Medicare now enforcing the hard cap of $2010 for Physical, Speech-Language and Occupational Therapy

Hi, everyone. I'm new to this forum and I joined to help get news out about Medicare changes. This first post is about Congress not yet passing continuing legislation to ensure doctors can extend the basic Medicare coverage of: 1) $2,010 for physical therapy (PT) and speech-language pathology (SLP) services combined, and 2) $2,010 for occupational therapy (OT) services.

The continuing legislation ended Dec. 31, 2017 and because of that, providers can no longer extend these therapies due to medical necessity (previously up to $3,700 for 1) and $3,700 for 2)).

So, currently/until Congress passes new legislation to again allow doctors to extend this coverage when needed, you and I would be 100% responsible for any costs over $2,010, as stated above. Medicare will not approve and cover these additional costs.

I was very surprised to find out about this and I don't even know if my doctor's office knows (where I had PT through the end of 2017 and stopped shortly into 2018, so it didn't come up for me but the therapist was answering my questions as if treatment could be continued if medically necessary).

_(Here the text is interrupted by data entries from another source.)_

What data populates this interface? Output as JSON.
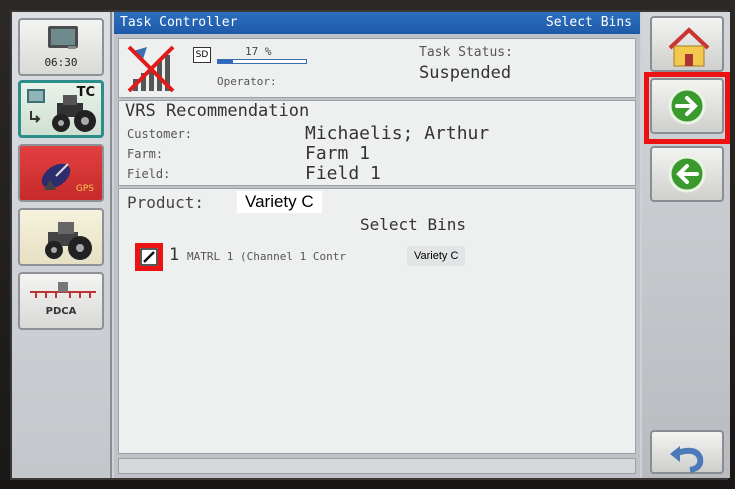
{
  "clock": "06:30",
  "sidebar": {
    "tc_label": "TC",
    "gps_label": "GPS",
    "pdca_label": "PDCA"
  },
  "titlebar": {
    "title": "Task Controller",
    "screen_name": "Select Bins"
  },
  "status": {
    "card_label": "SD",
    "percent": "17 %",
    "progress": 0.17,
    "operator_label": "Operator:",
    "task_status_label": "Task Status:",
    "task_status_value": "Suspended"
  },
  "task": {
    "name": "VRS Recommendation",
    "customer_label": "Customer:",
    "customer_value": "Michaelis; Arthur",
    "farm_label": "Farm:",
    "farm_value": "Farm 1",
    "field_label": "Field:",
    "field_value": "Field 1"
  },
  "product": {
    "label": "Product:",
    "value": "Variety C",
    "section_title": "Select Bins",
    "bins": [
      {
        "number": "1",
        "description": "MATRL 1 (Channel 1 Contr",
        "variety": "Variety C"
      }
    ]
  },
  "colors": {
    "titlebar": "#1f5aa8",
    "highlight": "#ee1111",
    "arrow_green": "#3a9a2e"
  },
  "icons": {
    "home": "home-icon",
    "next": "arrow-right-icon",
    "back": "arrow-left-icon",
    "undo": "undo-icon"
  }
}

You may want to contact your Congressional representative and federal Senators. Make no mistake, this is not theI only thing that is under attack within Medicare...much more is at stake, but, for now, this is enough to think about.

I hope this is helpful to many of you.

Be well,
Sharon S. Campbell, Author "Medicare Enrollment Personal Workbook" (new edition planned for late February)
 

Medicare cut my mother off years ago for therapy despite the fact that she was improving after a stroke.

On the other hand, this is what we can expect from government (taxpayer) funded insurance. For those of you hoping for single payer this may be our fate.

Rick
 
Hi, Rick: Sorry to hear about your Mom. The extension of rehab services does eventually have an annual cap in Medicare, however, it's been my experience (and via research) that that is the case for virtually any insurance, although some with larger companies and governments may have more coverage. Healthcare coverage is not very good in this country altogether.

Be well,
Sharon
 

I know someone who has needed home pt, ot and nursing several times over the last couple of years. They said unless it's absolute necessity they don't want to see it run over 30 days and/or a set number of visits. In other words one has to use the allocated number of visits with in that time. So after 30 days or visits used up the patient is done.

Home nursing "might" be easier to get in some plans because they say in many cases where no treatment is required in a hospital or medical setting insurance wants home care. No more observation type stays. Once a patient is done with actual treatment they are supposed to be discharged. As soon as the patient can function at home they are supposed to be discharged. Fitness and functionality are two different things. I've seen surprising results from 80 year olds that never worked out but they will only do it when pushed by and pt or ot. Instead of these useless home nurse visits/quick cheap physical the insurance companies need to emphasize physical therapy and exercise as much as medical treatment and solutions.
 
Thank you for the heads up Sharon. Are those caps per year? I would hope so. I had physical therapy for an knee problem years ago before I was medicare eligible. I believe my insurance (Aetna HMO) only paid for 11 visits. I had a co-pay. Blessedly the therapy was something I could continue to on my own (stationary bike and other at home exercises).